We start with the two refraction conditions:

1. At the first face (AB): $n_1 \sin i = n_2 \sin r_1$

2. At the second face (AC): $n_2 \sin r_2 = n_1 \sin e$

Also, by geometry inside the prism: $r_1 + r_2 = A$ (with $A = 60^\circ$)

Since the angle of incidence $i$ is fixed, differentiate equation (1) with respect to time $t$: $n_1 \sin i = n_2 \sin r_1$

Differentiating (with $i$ constant) gives: $0 = n_2 \cos r_1 (dr_1/dt)$

More precisely, $\cos r_1 (dr_1/dt) = \sin i \cdot [ (d(n_1)/dt \cdot n_2 – n_1 \cdot d(n_2)/dt] / n_2^2$

Similarly, differentiating (2) and using $r_2 = A – r_1$, one eventually finds that $\cos e (de/dt) = (N_2n_1 – n_2N_1) \cdot [positive factors]$.

All the trigonometric factors (like $\sin(A − r_1)$, $\cos e$, $\cos r_1$, etc.) are positive in the allowed range.

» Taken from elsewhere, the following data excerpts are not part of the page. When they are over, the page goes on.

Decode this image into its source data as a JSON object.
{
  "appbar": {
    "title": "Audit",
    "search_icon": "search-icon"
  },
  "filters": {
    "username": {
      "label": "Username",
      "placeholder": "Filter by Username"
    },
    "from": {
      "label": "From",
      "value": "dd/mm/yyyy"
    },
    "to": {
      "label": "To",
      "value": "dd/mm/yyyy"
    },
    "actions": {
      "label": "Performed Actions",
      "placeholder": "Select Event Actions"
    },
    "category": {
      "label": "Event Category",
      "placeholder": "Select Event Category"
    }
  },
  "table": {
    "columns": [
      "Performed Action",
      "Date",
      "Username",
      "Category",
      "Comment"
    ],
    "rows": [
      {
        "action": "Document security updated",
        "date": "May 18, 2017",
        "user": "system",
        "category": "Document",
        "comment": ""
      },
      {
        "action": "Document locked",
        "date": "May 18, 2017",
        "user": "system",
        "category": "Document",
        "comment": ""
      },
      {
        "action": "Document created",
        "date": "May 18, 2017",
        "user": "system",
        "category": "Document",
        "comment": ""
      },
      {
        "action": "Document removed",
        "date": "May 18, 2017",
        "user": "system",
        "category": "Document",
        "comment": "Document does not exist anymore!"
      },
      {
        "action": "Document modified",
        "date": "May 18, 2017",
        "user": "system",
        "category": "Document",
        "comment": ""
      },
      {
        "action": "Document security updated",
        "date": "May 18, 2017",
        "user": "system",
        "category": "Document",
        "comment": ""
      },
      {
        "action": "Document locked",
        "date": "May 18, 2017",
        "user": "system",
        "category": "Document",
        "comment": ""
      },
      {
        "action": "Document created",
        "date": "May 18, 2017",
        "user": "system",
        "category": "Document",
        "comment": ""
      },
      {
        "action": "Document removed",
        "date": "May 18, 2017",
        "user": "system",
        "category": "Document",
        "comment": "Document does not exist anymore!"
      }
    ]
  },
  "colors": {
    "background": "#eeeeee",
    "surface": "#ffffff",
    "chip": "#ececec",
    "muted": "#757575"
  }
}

Thus the sign of $de/dt$ is determined by the factor $(N_2n_1 – n_2N_1)$. In other words,

$de/dt > 0$ if $N_2n_1 – n_2N_1 > 0 \implies N_1/N_2 < n_1/n_2$,

$de/dt < 0$ if $N_2n_1 – n_2N_1 < 0 \implies N_1/N_2 > n_1/n_2$.

Thus we conclude:

• If $(N_1/N_2) < (n_1/n_2)$ then the emergent angle $e$ is increasing.
• If $(N_1/N_2) > (n_1/n_2)$ then the emergent angle $e$ is decreasing.